Maya Writing - Decipherment

Decipherment

The decipherment of the writing was a long and laborious process. 19th century and early 20th century investigators managed to decode the Maya numbers and portions of the texts related to astronomy and the Maya calendar, but understanding of most of the rest long eluded scholars. In the 1930s, Benjamin Whorf wrote a number of published and unpublished essays, proposing to identify phonetic elements within the writing system. Although some specifics of his decipherment claims were later shown to be incorrect, the central argument of his work, that Maya hieroglyphs were phonetic (or more specifically, syllabic), was later supported by the work of Yuri Knorozov, who played a major role in deciphering Maya writing. In 1952, Knorozov published the paper "Ancient Writing of Central America" arguing that the so-called "de Landa alphabet" contained in Bishop Diego de Landa's manuscript Relación de las Cosas de Yucatán was actually made of syllabic, rather than alphabetic symbols. He further improved his decipherment technique in his 1963 monograph "The Writing of the Maya Indians" and published translations of Maya manuscripts in his 1975 work "Maya Hieroglyphic Manuscripts". In the 1960s, progress revealed the dynastic records of Maya rulers. Since the early 1980s it has been demonstrated that most of the previously unknown symbols form a syllabary, and progress in reading the Maya writing has advanced rapidly since.

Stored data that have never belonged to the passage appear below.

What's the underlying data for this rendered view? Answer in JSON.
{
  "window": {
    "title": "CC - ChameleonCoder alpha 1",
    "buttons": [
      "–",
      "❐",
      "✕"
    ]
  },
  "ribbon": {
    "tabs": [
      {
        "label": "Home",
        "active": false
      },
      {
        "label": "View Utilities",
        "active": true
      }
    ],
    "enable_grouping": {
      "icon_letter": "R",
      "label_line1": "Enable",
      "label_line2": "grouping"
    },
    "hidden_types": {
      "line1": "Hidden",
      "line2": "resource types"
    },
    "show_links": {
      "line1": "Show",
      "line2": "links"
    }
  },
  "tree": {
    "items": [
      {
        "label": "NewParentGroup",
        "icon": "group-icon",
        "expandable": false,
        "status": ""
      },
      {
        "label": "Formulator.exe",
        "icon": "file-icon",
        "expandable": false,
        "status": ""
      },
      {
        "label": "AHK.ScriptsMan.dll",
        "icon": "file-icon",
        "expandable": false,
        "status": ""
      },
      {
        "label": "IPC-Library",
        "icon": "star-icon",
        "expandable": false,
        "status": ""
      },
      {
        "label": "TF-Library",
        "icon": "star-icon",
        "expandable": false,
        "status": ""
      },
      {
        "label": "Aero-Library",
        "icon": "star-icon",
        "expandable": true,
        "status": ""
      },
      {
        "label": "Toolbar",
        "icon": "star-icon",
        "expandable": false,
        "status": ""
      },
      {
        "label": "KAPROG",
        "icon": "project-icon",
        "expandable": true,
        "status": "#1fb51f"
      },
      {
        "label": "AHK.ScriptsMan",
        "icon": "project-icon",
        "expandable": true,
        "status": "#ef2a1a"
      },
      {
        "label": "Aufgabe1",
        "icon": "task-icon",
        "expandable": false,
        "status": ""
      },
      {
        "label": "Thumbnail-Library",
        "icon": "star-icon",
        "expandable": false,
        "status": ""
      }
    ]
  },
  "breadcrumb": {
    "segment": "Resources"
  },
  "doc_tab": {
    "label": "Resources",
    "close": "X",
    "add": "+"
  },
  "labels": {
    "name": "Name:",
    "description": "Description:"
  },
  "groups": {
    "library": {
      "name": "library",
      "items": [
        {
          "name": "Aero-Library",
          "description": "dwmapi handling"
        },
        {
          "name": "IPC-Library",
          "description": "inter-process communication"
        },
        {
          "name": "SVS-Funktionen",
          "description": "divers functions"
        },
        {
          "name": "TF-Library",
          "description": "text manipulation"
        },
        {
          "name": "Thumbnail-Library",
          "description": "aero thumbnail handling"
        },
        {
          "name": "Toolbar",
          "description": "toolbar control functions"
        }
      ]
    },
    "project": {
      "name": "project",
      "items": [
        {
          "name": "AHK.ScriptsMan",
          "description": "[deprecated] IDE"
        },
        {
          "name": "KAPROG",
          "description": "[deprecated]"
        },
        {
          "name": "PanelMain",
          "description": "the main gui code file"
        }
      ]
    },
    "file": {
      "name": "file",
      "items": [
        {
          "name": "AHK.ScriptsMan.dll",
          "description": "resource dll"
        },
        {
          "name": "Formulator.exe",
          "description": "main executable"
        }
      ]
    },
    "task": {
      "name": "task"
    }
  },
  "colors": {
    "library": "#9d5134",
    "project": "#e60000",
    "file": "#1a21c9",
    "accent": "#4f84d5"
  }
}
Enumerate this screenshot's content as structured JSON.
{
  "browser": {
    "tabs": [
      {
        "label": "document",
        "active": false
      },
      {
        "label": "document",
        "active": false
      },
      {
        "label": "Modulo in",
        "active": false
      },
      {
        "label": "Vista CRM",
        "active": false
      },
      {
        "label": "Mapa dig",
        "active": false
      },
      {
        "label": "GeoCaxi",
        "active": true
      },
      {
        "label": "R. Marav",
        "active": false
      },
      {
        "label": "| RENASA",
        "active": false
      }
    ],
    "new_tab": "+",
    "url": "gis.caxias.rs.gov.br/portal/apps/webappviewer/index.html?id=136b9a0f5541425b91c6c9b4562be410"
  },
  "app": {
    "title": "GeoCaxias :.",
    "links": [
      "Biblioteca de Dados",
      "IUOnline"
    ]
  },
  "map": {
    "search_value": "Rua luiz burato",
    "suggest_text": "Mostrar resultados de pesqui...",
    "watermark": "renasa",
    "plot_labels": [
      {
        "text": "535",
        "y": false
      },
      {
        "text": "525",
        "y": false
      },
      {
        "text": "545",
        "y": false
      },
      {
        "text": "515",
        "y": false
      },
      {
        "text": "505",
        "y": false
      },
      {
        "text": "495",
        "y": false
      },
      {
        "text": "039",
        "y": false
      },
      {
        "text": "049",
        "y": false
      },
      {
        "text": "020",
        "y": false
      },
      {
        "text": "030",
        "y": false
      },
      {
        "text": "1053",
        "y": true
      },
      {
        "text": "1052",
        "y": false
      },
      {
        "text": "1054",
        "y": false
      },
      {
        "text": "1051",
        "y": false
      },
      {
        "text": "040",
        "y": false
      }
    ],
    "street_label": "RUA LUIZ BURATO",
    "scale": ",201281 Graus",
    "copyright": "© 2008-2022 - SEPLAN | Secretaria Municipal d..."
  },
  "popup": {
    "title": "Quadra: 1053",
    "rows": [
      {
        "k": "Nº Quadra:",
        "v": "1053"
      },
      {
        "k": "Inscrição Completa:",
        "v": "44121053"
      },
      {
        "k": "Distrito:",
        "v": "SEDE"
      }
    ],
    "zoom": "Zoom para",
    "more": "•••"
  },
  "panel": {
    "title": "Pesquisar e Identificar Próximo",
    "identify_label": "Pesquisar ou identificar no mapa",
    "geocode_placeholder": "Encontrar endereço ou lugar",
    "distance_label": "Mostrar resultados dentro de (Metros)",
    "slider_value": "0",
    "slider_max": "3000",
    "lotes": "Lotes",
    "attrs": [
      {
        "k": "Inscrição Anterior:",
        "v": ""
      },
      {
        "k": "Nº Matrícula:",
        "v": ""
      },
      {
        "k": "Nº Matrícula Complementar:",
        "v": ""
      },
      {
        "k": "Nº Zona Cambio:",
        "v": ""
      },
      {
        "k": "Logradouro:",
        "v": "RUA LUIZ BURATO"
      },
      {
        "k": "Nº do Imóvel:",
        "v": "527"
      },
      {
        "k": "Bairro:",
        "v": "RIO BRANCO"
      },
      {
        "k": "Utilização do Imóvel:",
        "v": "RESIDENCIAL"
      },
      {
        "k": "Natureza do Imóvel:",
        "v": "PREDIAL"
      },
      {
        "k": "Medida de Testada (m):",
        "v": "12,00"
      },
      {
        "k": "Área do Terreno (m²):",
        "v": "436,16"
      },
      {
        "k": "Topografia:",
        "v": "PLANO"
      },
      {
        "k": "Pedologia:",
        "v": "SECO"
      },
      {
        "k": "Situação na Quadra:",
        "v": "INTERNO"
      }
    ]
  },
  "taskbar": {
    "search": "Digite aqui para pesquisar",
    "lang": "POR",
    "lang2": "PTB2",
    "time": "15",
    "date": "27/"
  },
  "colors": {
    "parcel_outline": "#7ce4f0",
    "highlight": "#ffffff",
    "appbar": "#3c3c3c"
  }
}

The Maya may have inherited some elements, and perhaps the entire basis, of their ancient writing system from the Olmecs, which was significantly modified and expanded by the Maya of the Pre-Classic era. Pre-Classic texts are less numerous and less well understood by archaeologists than the later Classic and Post-Classic texts. (However, the Isthmian (or Epi-Olmec) script once thought of as a possible direct ancestor of the Maya script is now known to be several centuries too recent, and may instead be a descendant.) Other related and nearby Mesoamerican cultures of the period were also heirs to the Olmec writing system, and developed parallel systems which shared key attributes (such as the base-twenty numerical system written with a system of bars and dots). However, it is generally believed that the Maya developed the only complete writing system in Mesoamerica, meaning that they were the only civilization that could write everything they could say.